It’s been quite a few years since I’ve been able to call a city home. Being in my young-twenties, I still refer to my birth-place as “home”, yet have no connection to it beyond my family.
But, where is home if not with the people you love?
I lived in Ottawa for four years. I used to love walking along the Rideau Canal, in all seasons, people watching and taking in the beauty. I know that “The Glebe” is my favourite neighbourhood; a street lined with adorable shops, cute bakeries and family-owned restaurants. In Ottawa, I knew the bus-routes to my favourite shopping districts, the bars that had live music, and that a $2 latte was a 5 minute walk from my place.

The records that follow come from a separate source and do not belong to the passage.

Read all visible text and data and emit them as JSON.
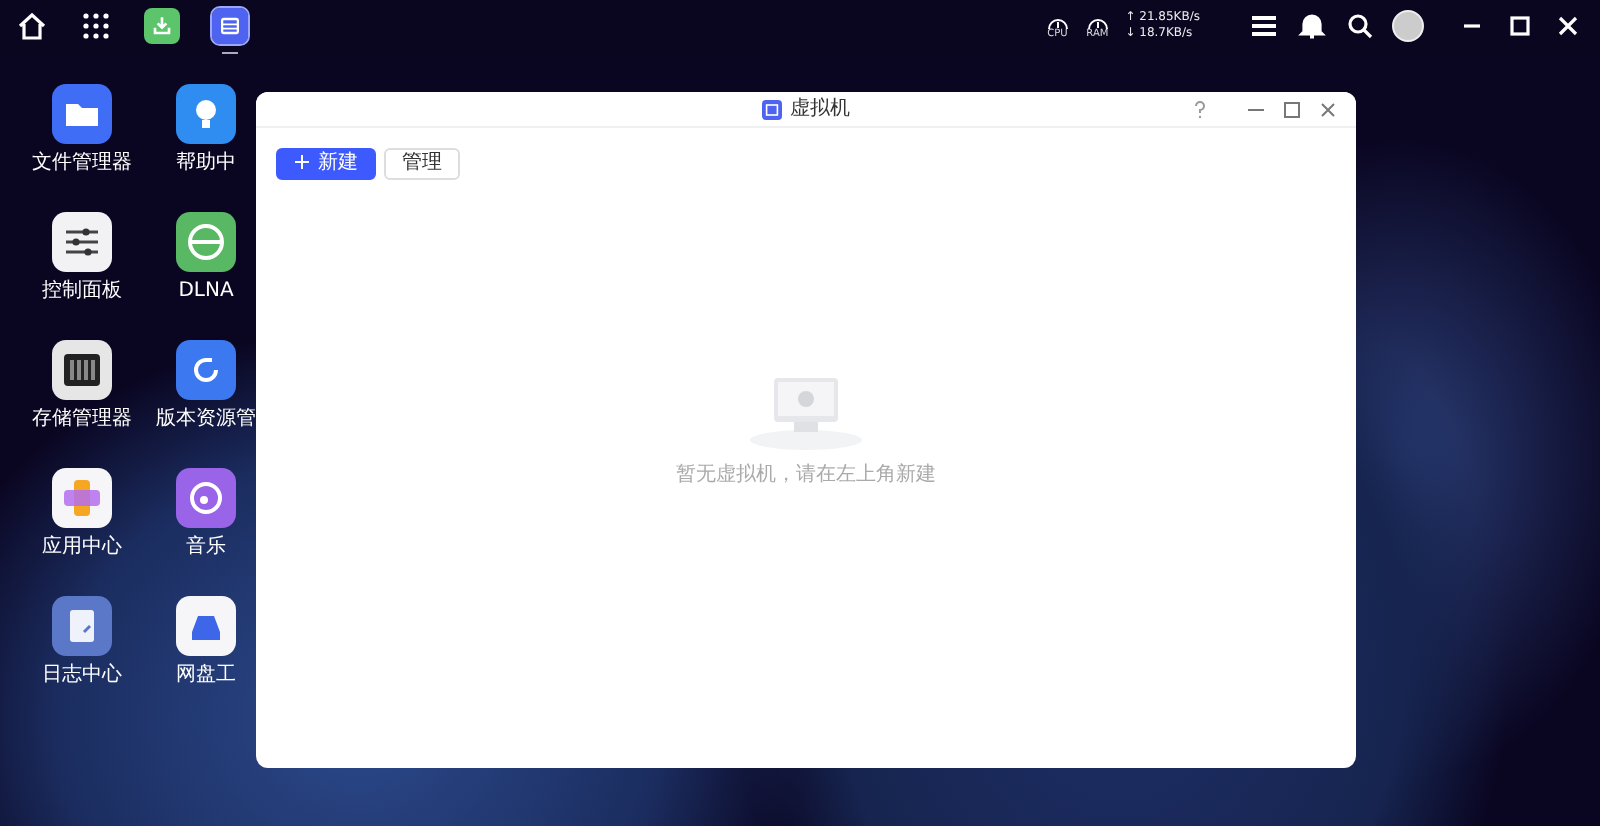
{
  "taskbar": {
    "apps": [
      {
        "kind": "download",
        "selected": false
      },
      {
        "kind": "vm",
        "selected": true
      }
    ],
    "monitors": [
      {
        "label": "CPU"
      },
      {
        "label": "RAM"
      }
    ],
    "upload": "↑ 21.85KB/s",
    "download": "↓ 18.7KB/s"
  },
  "desktop": {
    "icons": [
      {
        "label": "文件管理器",
        "kind": "folder"
      },
      {
        "label": "控制面板",
        "kind": "sliders"
      },
      {
        "label": "存储管理器",
        "kind": "storage"
      },
      {
        "label": "应用中心",
        "kind": "apps"
      },
      {
        "label": "日志中心",
        "kind": "log"
      },
      {
        "label": "帮助中",
        "kind": "help"
      },
      {
        "label": "DLNA",
        "kind": "dlna"
      },
      {
        "label": "版本资源管",
        "kind": "version"
      },
      {
        "label": "音乐",
        "kind": "music"
      },
      {
        "label": "网盘工",
        "kind": "cloud"
      }
    ]
  },
  "window": {
    "title": "虚拟机",
    "toolbar": [
      {
        "label": "新建",
        "kind": "primary"
      },
      {
        "label": "管理",
        "kind": "default"
      }
    ],
    "empty_message": "暂无虚拟机，请在左上角新建"
  }
}
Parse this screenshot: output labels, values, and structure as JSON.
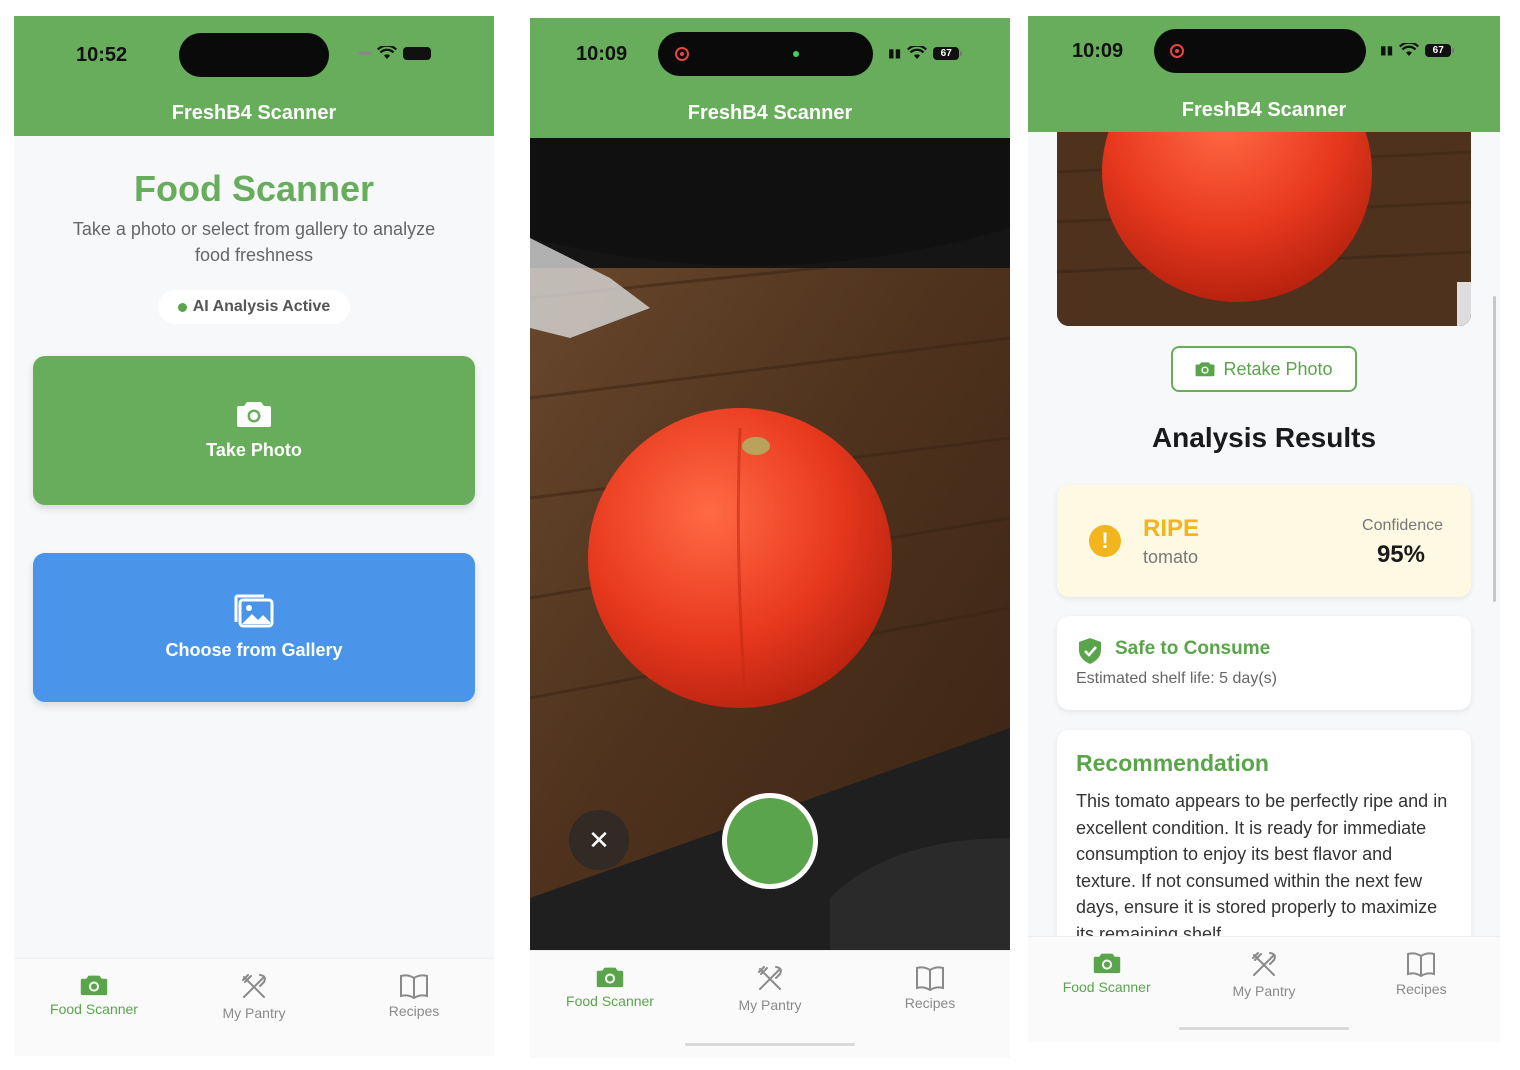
{
  "app_title": "FreshB4 Scanner",
  "colors": {
    "primary_green": "#67ad5b",
    "gallery_blue": "#4a94ea",
    "ripe_yellow": "#f2b51d"
  },
  "nav": [
    {
      "label": "Food Scanner",
      "icon": "camera-icon",
      "active": true
    },
    {
      "label": "My Pantry",
      "icon": "utensils-icon",
      "active": false
    },
    {
      "label": "Recipes",
      "icon": "book-icon",
      "active": false
    }
  ],
  "screen1": {
    "time": "10:52",
    "title": "Food Scanner",
    "subtitle": "Take a photo or select from gallery to analyze food freshness",
    "ai_status": "AI Analysis Active",
    "take_photo_label": "Take Photo",
    "gallery_label": "Choose from Gallery"
  },
  "screen2": {
    "time": "10:09",
    "battery": "67",
    "close_label": "✕"
  },
  "screen3": {
    "time": "10:09",
    "battery": "67",
    "retake_label": "Retake Photo",
    "results_title": "Analysis Results",
    "status": "RIPE",
    "food": "tomato",
    "confidence_label": "Confidence",
    "confidence_value": "95%",
    "safety_title": "Safe to Consume",
    "shelf_life": "Estimated shelf life: 5 day(s)",
    "recommendation_title": "Recommendation",
    "recommendation_text": "This tomato appears to be perfectly ripe and in excellent condition. It is ready for immediate consumption to enjoy its best flavor and texture. If not consumed within the next few days, ensure it is stored properly to maximize its remaining shelf"
  }
}
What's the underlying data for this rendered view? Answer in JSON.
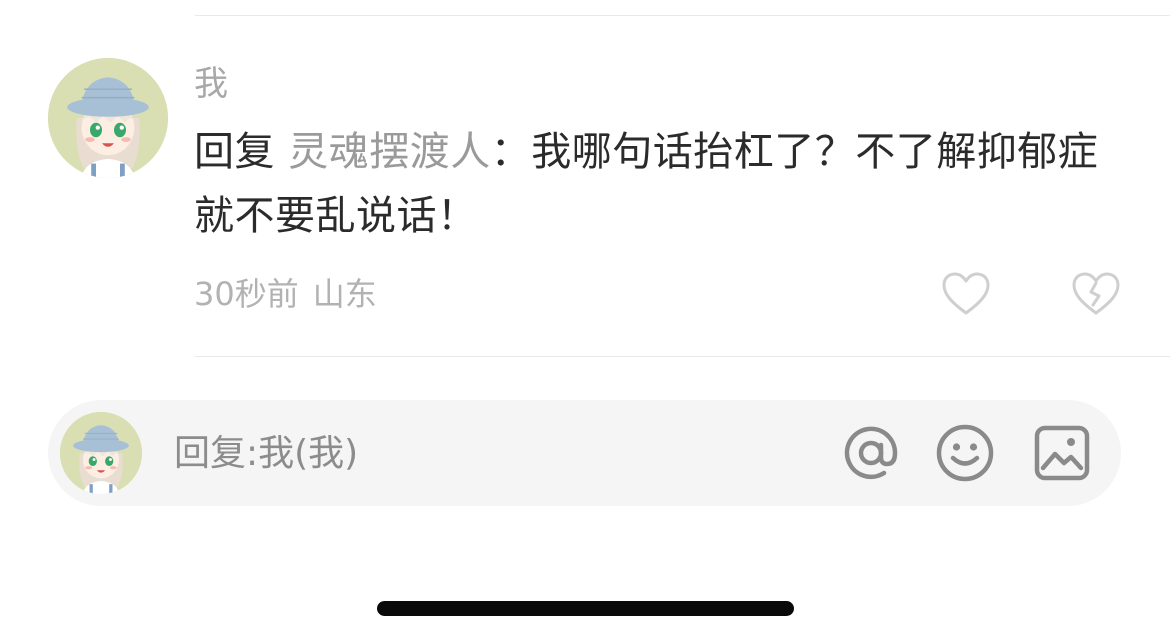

But, I don’t feel like I can ever call Ottawa home. Despite my love for the city’s beauty, and my intricate knowledge of it’s streets, the life I once had there is gone. For now, Ottawa is not my home.
I now live in a city far-removed from the habitat and people that I know. It was once an ugly-city to my untrained eye; but, after a few years I have found my favourite neighbourhood is “Old Strathcona”. I know that a $2 coffee is a 5 minute walk from my place. I know that the Sugarbowl is my favourite restaurant for it’s popcorn, and that the Blue Plate Diner has my favourite veggie burger. It is the festival capital, with multiple events happening every week, some for free and only a 10 minute walk from my front-door.
Yet, I am in my twenties, and no-place is home.
We are all searching for this special place, but what I am beginning to realize is that geography doesn’t really matter. I don’t have a home because I am not ready to be home.
Stop fretting about where life is going to take you, because it really doesn’t matter. It’s all going to work-out in the end, and one day you will realize that you finally have a place to call home.